Les gardiens de but le savent, mais la crainte de se voir reprocher un bond trop tardif leur fait choisir une action prématurée qui réduit la probabilité de succès.
Comme le gardien de but rationnel, le dirigeant doit se méfier de ses intuitions et de ses émotions, pour fonder ses décisions sur l’analyse des faits et des données d’expérience.
Malgré les restrictions de crédit actuelles, les cessions d’actifs vont bon train, prouvant que les entreprises prêtes à acquérir de nouvelles activités sont aussi nombreuses que celles qui en cèdent.
Se préparer, c’est d’abord concevoir une stratégie qui intègre les scénarios de crise : on ne change pas de stratégie en période troublée, on accélère la mise en œuvre de décisions préparées de longue date, et on vérifie que la stratégie résiste au choc.
On ne change pas le gardien de but au moment où un penalty va être tiré, il doit simplement mobiliser des ressources différentes, ce qu’il a appris à maîtriser lors de l’entraînement. Se préparer c’est aussi construire et maintenir en alerte un système de vigilance : vigilance tous azimuts pour détecter les signaux faibles, observation rapprochée des signaux forts en relation directe avec les enjeux clés de la stratégie.
Dès lors, toute crise est prévisible.
Enfin, se préparer c’est former tous les acteurs de l’entreprise à affronter les situations dans lesquelles ils peuvent jouer un rôle décisif, à exercer les responsabilités qui leur sont déléguées. Car si le dirigeant est bien le responsable ultime des catastrophes qui frappent son entreprise, il ne saurait les prévenir à lui tout seul.
La vraie question : comment investir ?
Quels que soient les efforts entrepris pour faire coïncider les intérêts de l’entreprise et ceux du dirigeant, par la rémunération ou par les stock-options, par les perspectives de développement ou par la menace de sanctions, la gestion en période troublée révèle au grand jour les divergences éventuelles. Et le dirigeant, entouré de sa garde rapprochée, n’est pas toujours le mieux placé pour évaluer les préparatifs utiles.
Savoir qu’on est prêt donne de l’assurance et stimule les initiatives
Préparer l’entreprise à affronter des périodes troublées est un investissement lourd, quoique les dépenses ne soient pas immobilisées. C’est aussi un investissement rentable, même si certains dispositifs ne sont jamais utilisés, les événements envisagés ne se produisant pas : savoir qu’on est prêt donne de l’assurance et stimule les initiatives.

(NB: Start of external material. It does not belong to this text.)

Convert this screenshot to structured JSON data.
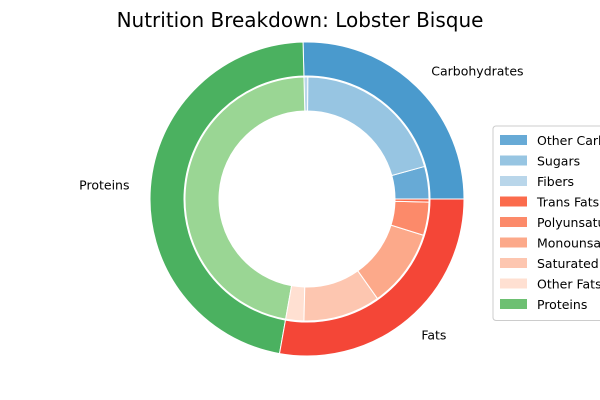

Les principes à respecter sont ceux qui s’appliquent classiquement aux investissements : quels sont les flux de trésorerie selon que la décision est positive ou négative ? La différence entre les deux flux justifie-t-elle la décision ? Si la stratégie vise à se concentrer sur son coeur de métier par une série de cessions et d’acquisitions, la trésorerie permet-elle de faire face aux aléas, le bilan est-il favorable quelle que soit la conjoncture ? Si la stratégie consiste à recruter massivement pour maîtriser toute une chaîne de valeur, ou au contraire à réduire les effectifs pour externaliser au maximum les tâches annexes, l’entreprise résiste-t-elle aux coups de la concurrence et aux variations de la demande ? Si la notoriété de l’entreprise est un facteur-clé de son développement, les dispositifs de prévention des risques (risques industriels, risques de santé pour les consommateurs…) sont-ils efficaces, la communication de crise est-elle adaptée ?
L’entreprise n’a pas nécessairement les ressources nécessaires pour se préparer à toutes les éventualités. Dès lors, le dirigeant doit construire et mettre en oeuvre un plan d’investissement cohérent avec la perspective de voir se succéder des périodes troublées et des périodes de fonctionnement normal.